The constitution of the human soul is indeed a wonderful one; and such a meditation as that which we have just devoted to its functions of self-examination and memory, brief though it be, is enough to convince us of it. And remember, that this constitution is not peculiar to you and to me. It belongs to every human creature on the globe. The imbruted pagan in the fiery centre of Africa, who never saw a Bible, or heard of the Redeemer; the equally imbruted man, woman, or child, who dwells in the slime of our own civilization, not a mile from where we sit, and hear the tidings of mercy; the filthy savage, and the yet filthier profligate, are both of them alike with ourselves possessed of these awful powers of self-knowledge and of memory.

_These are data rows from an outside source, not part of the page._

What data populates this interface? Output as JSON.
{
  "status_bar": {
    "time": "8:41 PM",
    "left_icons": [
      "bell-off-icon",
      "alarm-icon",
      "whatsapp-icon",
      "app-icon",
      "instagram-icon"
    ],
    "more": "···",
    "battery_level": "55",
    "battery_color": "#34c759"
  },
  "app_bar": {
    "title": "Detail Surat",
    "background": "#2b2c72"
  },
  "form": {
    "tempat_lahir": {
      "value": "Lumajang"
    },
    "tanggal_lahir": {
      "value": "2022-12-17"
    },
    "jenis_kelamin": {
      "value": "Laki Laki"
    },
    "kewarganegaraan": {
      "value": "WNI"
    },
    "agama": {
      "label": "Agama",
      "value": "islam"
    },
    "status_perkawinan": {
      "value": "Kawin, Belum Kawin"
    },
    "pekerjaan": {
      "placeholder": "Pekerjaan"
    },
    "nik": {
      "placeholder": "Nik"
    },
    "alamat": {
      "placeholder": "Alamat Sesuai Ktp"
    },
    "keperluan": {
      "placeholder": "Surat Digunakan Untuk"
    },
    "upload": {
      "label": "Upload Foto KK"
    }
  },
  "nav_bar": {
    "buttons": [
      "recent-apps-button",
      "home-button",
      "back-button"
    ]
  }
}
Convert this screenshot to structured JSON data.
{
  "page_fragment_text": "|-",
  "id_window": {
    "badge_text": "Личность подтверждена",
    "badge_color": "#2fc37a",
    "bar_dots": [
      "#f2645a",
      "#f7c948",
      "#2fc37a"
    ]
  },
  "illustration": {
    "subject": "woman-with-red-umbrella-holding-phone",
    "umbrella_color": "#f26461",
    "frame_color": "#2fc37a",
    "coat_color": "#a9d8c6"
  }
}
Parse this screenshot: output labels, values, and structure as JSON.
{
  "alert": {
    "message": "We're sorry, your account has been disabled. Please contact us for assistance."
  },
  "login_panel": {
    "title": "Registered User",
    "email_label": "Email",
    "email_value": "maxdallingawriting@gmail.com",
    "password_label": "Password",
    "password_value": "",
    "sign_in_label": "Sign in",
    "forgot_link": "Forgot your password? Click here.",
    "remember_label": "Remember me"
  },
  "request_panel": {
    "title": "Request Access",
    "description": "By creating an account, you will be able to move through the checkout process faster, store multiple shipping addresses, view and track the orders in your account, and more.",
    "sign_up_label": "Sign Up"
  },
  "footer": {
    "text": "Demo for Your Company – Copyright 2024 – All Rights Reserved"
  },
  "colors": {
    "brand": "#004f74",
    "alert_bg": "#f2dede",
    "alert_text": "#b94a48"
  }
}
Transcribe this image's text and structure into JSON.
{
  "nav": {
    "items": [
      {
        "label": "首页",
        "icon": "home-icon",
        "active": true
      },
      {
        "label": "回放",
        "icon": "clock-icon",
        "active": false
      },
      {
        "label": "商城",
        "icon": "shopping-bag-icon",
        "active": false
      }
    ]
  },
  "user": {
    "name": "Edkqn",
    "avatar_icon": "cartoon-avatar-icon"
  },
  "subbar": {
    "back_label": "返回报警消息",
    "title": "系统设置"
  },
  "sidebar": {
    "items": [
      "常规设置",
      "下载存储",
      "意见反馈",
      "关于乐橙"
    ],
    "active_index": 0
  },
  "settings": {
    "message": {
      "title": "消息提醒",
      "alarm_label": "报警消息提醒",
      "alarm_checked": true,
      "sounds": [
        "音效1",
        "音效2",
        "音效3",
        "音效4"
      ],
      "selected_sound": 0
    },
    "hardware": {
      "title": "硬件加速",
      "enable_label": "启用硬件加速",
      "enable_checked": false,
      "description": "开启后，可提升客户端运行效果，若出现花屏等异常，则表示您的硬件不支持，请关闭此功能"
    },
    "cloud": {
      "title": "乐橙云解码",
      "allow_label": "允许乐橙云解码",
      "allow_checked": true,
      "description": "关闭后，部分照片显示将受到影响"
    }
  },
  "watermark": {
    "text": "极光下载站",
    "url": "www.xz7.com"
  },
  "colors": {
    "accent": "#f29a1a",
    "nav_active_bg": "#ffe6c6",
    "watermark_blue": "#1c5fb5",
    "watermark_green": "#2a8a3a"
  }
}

Think of this, ye earnest and faithful laborers in the vineyard of the Lord. There is not a child that you allure into your Sabbath Schools, and your Mission Schools, that is not fearfully and wonderfully made; and whose marvellous powers you are doing much to render to their possessor a blessing, instead of a curse. When Sir Humphrey Davy, in answer to an inquiry that had been made of him respecting the number and series of his discoveries in chemistry, had gone through with the list, he added: "But the greatest of my discoveries is Michael Faraday." This Michael Faraday was a poor boy employed in the menial services of the laboratory where Davy made those wonderful discoveries by which he revolutionized the science of chemistry, and whose chemical genius he detected, elicited, and encouraged, until he finally took the place of his teacher and patron, and acquired a name that is now one of the influences of England. Well might he say: "My greatest discovery was when I detected the wonderful powers of Michael Faraday." And never will you make a greater and more beneficent discovery, than when, under the thick scurf of pauperism and vice, you detect the human soul that is fearfully and wonderfully made; than when you elicit its powers of self-consciousness and of memory, and, instrumentally, dedicate them to the service of Christ and the Church.